Sobre a (ausência de) crítica na arquitetura: ou, por que temos que ler mais que apenas o título

Nesta semana o ArchDaily Brasil está comemorando, junto com seus leitores, seis anos de existência. Diante de tantos motivos para comemorar resolvemos criar este texto para que possamos externalizar certa preocupação com a crítica - ou a falta dela - sobre diversos assuntos que publicamos. Os casos mais recentes, entre muitos outros, foram as publicações "Sedução em escala monumental: o Templo de Salomão em São Paulo" e "Por que é urgente falarmos de mobilidade e gênero".

Importante considerar que a ideia de crítica aqui está ligada ao processo cotidiano de olhar e refletir sobre os objetos da Arquitetura e do Urbanismo, tendo em vista a possibilidade de montarmos um grande repertório comum de coisas pertinentes ao nosso campo profissional e acadêmico. 

A manifestação sobre os mais variados assuntos é mais que desejada e deveria ser uma prática comum. Porém, percebemos - e não apenas nas mídias de arquitetura - que a maior parte das manifestações são mal fundamentadas - baseadas apenas nos títulos e não no teor dos artigos -, algumas desnecessariamente agressivas e, por vezes, preconceituosas e opressivas. Esta postura nos cega para estratégias de retórica interessantes à crítica, como a ironia, utilizada em diversos tratados. artigos e manifestos - e também em um dos textos citados acima. Crítica, antes de tudo, é análise.

Como profissionais formados ou estudantes de Arquitetura e Urbanismo, temos por obrigação analisar qualquer tipo de manifestação em nossas cidades e sociedade, em oposição ao "eu gosto" ou "não gosto". Caso contrário, estaremos repetindo diversos erros do passado (por vezes moderno) onde a indiferença para com as diferenças nos distanciaram do outro diferente. E talvez seja essa a maior lição que nos ensinaram Denise Scott Brown e Robert Venturi em suas observações sobre Las Vegas. 

Temos nos esforçado para dar voz aos mais diversos campos de atuação da nossa profissão, entendendo sempre a cidade (nosso objeto e campo de trabalho) como o suporte do cotidiano comum, banal, como o local das diferenças, tensões, contradições e conflitos.

Pois assim, vemos que a necessidade do olhar crítico (nem ansioso, tampouco compulsivo) em relação a todas as publicações feitas, não só por nós, mas por qualquer outro veículo de comunicação, se faz necessária. Parte dos leitores não se debruça com a devida atenção sobre as questões levantadas, tendo como perspectiva um discurso vazio e carregado de preconceitos, que confunde liberdade de expressão com opressão. Opressão essa que não incide diretamente sobre o trabalho do ArchDaily, mas algumas vezes sobre autoras e autores que publicamos e, mais problemático, sobre os setores desfavorecidos da sociedade.
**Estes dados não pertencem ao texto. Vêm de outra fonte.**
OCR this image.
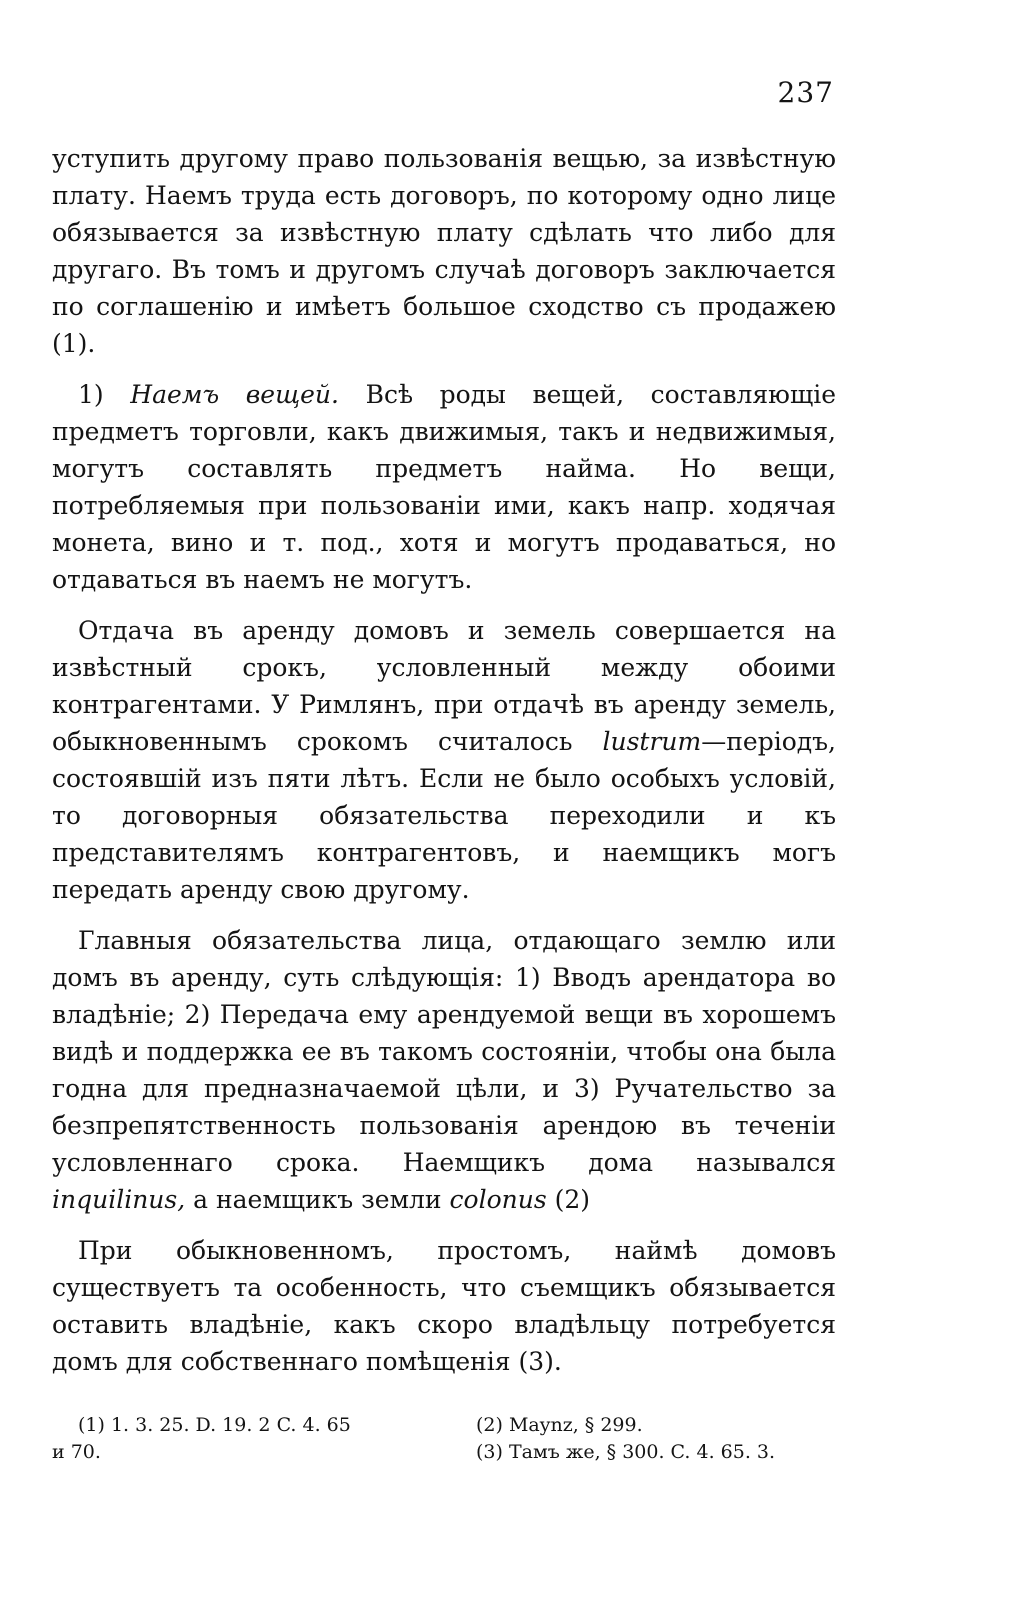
237

уступить другому право пользованія вещью, за извѣстную плату. Наемъ труда есть договоръ, по которому одно лице обязывается за извѣстную плату сдѣлать что либо для другаго. Въ томъ и другомъ случаѣ договоръ заключается по соглашенію и имѣетъ большое сходство съ продажею (1).

1) Наемъ вещей. Всѣ роды вещей, составляющіе предметъ торговли, какъ движимыя, такъ и недвижимыя, могутъ составлять предметъ найма. Но вещи, потребляемыя при пользованіи ими, какъ напр. ходячая монета, вино и т. под., хотя и могутъ продаваться, но отдаваться въ наемъ не могутъ.

Отдача въ аренду домовъ и земель совершается на извѣстный срокъ, условленный между обоими контрагентами. У Римлянъ, при отдачѣ въ аренду земель, обыкновеннымъ срокомъ считалось lustrum—періодъ, состоявшій изъ пяти лѣтъ. Если не было особыхъ условій, то договорныя обязательства переходили и къ представителямъ контрагентовъ, и наемщикъ могъ передать аренду свою другому.

Главныя обязательства лица, отдающаго землю или домъ въ аренду, суть слѣдующія: 1) Вводъ арендатора во владѣніе; 2) Передача ему арендуемой вещи въ хорошемъ видѣ и поддержка ее въ такомъ состояніи, чтобы она была годна для предназначаемой цѣли, и 3) Ручательство за безпрепятственность пользованія арендою въ теченіи условленнаго срока. Наемщикъ дома назывался inquilinus, а наемщикъ земли colonus (2)

При обыкновенномъ, простомъ, наймѣ домовъ существуетъ та особенность, что съемщикъ обязывается оставить владѣніе, какъ скоро владѣльцу потребуется домъ для собственнаго помѣщенія (3).

(1) 1. 3. 25. D. 19. 2 C. 4. 65
и 70.
(2) Maynz, § 299.
(3) Тамъ же, § 300. C. 4. 65. 3.
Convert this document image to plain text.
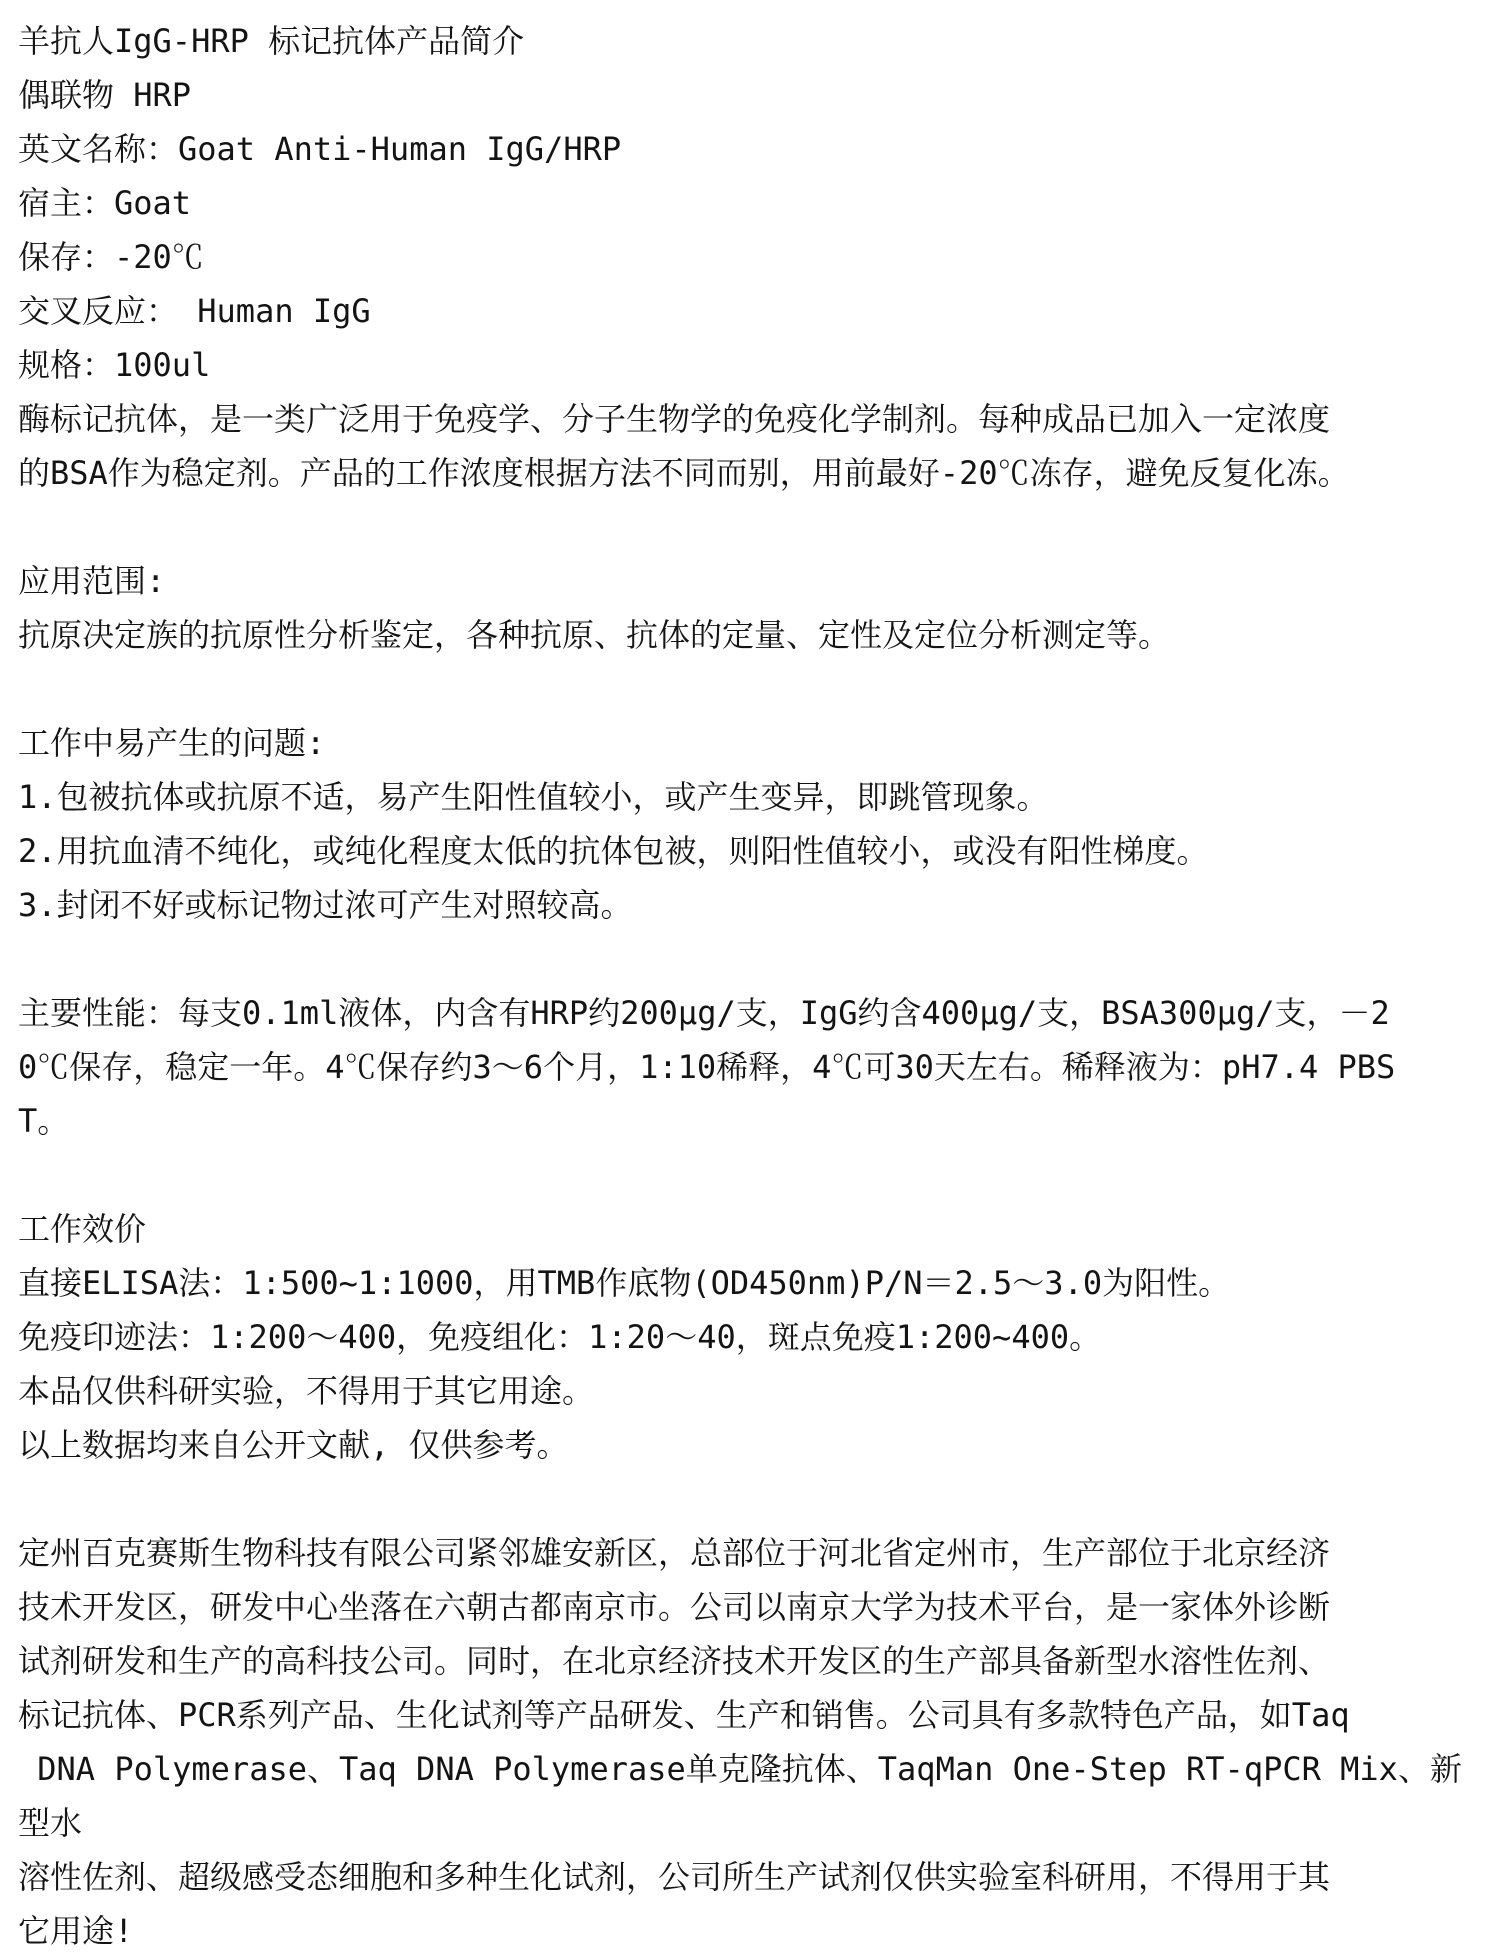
羊抗人IgG-HRP 标记抗体产品简介

偶联物 HRP

英文名称：Goat Anti-Human IgG/HRP

宿主：Goat

保存：-20℃

交叉反应： Human IgG

规格：100ul

酶标记抗体，是一类广泛用于免疫学、分子生物学的免疫化学制剂。每种成品已加入一定浓度

的BSA作为稳定剂。产品的工作浓度根据方法不同而别，用前最好-20℃冻存，避免反复化冻。

应用范围:

抗原决定族的抗原性分析鉴定，各种抗原、抗体的定量、定性及定位分析测定等。

工作中易产生的问题:

1.包被抗体或抗原不适，易产生阳性值较小，或产生变异，即跳管现象。

2.用抗血清不纯化，或纯化程度太低的抗体包被，则阳性值较小，或没有阳性梯度。

3.封闭不好或标记物过浓可产生对照较高。

主要性能：每支0.1ml液体，内含有HRP约200μg/支，IgG约含400μg/支，BSA300μg/支，－2

0℃保存，稳定一年。4℃保存约3～6个月，1:10稀释，4℃可30天左右。稀释液为：pH7.4 PBS

T。

工作效价

直接ELISA法：1:500~1:1000，用TMB作底物(OD450nm)P/N＝2.5～3.0为阳性。

免疫印迹法：1:200～400，免疫组化：1:20～40，斑点免疫1:200~400。

本品仅供科研实验，不得用于其它用途。

以上数据均来自公开文献, 仅供参考。

定州百克赛斯生物科技有限公司紧邻雄安新区，总部位于河北省定州市，生产部位于北京经济

技术开发区，研发中心坐落在六朝古都南京市。公司以南京大学为技术平台，是一家体外诊断

试剂研发和生产的高科技公司。同时，在北京经济技术开发区的生产部具备新型水溶性佐剂、

标记抗体、PCR系列产品、生化试剂等产品研发、生产和销售。公司具有多款特色产品，如Taq

DNA Polymerase、Taq DNA Polymerase单克隆抗体、TaqMan One-Step RT-qPCR Mix、新型水

溶性佐剂、超级感受态细胞和多种生化试剂，公司所生产试剂仅供实验室科研用，不得用于其

它用途!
“A linguagem nunca é inocente”, nos ensina Roland Barthes, escritor e sociólogo francês. A crítica é fundamental, mas devemos ficar atentos para que, com nosso discurso, não acabemos contribuindo com as grandes tensões urbanas e sociais, separando-nos cada vez mais.

Por isso, pedimos: continuem sempre a criticar, com fundamentação, todas as nossas publicações; isso nos ajuda muito a melhorar nossos critérios de trabalho. O contrário também é verdadeiro: discursos de ódio e preconceito não prejudicam apenas o trabalho editorial, mas a profissão e a sociedade como um todo.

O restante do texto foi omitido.